Another federal study conducted by the National Highway Traffic Safety Administration shows that distracted driving caused as much as $175 billion in a year. The total loss for all highway crashes is $871 billion with $277 billion in economic costs and $594 billion in "Societal harm". Distracted driving accounted for 17 percent of the total financial losses representing $46 billion a year and 15 percent of the societal arm representing $129 billion a year.

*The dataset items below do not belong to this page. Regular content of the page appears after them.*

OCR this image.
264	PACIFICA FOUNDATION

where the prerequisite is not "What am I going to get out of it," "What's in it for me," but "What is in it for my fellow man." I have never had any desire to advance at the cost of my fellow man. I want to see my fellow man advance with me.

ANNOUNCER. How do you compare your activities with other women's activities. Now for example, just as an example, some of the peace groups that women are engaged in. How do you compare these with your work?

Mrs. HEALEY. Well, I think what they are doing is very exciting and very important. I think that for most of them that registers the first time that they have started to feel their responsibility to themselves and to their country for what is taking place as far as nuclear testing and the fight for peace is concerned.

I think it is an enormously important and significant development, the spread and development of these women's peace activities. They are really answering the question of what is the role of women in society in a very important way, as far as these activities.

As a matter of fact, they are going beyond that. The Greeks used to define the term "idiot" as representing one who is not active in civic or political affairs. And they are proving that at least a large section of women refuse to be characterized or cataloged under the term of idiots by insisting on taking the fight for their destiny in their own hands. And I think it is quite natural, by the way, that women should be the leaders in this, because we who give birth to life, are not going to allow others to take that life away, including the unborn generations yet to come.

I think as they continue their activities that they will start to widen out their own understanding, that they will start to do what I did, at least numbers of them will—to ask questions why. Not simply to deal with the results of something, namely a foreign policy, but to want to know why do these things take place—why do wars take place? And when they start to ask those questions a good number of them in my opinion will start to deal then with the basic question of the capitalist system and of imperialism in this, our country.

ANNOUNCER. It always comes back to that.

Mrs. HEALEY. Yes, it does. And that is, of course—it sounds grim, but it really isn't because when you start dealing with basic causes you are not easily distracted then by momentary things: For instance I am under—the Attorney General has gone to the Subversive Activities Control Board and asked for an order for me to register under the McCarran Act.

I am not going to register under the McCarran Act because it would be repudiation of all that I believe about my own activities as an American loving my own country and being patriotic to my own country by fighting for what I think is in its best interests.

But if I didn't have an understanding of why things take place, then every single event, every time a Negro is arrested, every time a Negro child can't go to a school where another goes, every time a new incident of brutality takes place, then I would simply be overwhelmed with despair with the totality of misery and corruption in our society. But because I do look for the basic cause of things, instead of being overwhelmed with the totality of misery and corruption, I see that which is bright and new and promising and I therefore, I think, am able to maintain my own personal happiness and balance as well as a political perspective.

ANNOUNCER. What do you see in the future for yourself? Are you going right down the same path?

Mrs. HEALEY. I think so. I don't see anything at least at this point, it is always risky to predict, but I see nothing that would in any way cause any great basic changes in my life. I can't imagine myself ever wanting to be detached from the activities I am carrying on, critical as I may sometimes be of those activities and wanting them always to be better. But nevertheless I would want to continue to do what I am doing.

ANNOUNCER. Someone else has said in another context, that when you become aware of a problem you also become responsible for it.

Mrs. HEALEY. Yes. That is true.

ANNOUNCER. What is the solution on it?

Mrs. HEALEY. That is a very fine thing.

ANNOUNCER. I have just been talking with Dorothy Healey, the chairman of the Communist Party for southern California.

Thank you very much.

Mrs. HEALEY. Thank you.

Many People Still Think They Are Great Drivers, and Not the Type That Causes Accidents

Most of the texts sent by drivers seem straightforward and harmless such as "I just wanted to confirm the venue of the meeting", Are you still coming today?", and "I'm just trying to check the map on my phone." Some people think that using the phone while driving helps to slow down or stop as you approach an intersection. It makes sense to say that people believe that it is safer to use the phone if they are moving slowly. However, this appears to be the biggest problem.


The Answer Is Awareness

It turns out that the increase in accidents is because we believe we are good drivers and that we can multitask. However, using smartphone-based apps that track, analyze and report driver behavior can help reduce this preventable risk. In the same way, wearable fitness trackers help patients to monitor their health; the smartphone-based apps give the driver accurate information about their behaviors to ensure they change. All you need is Internet connection to make the app work as required. It is shocking how risky it is to engage in unsafe cell phone use during driving and how drivers acknowledge this. It is time for all drivers to challenge themselves about using smartphone-based apps to become safer drivers.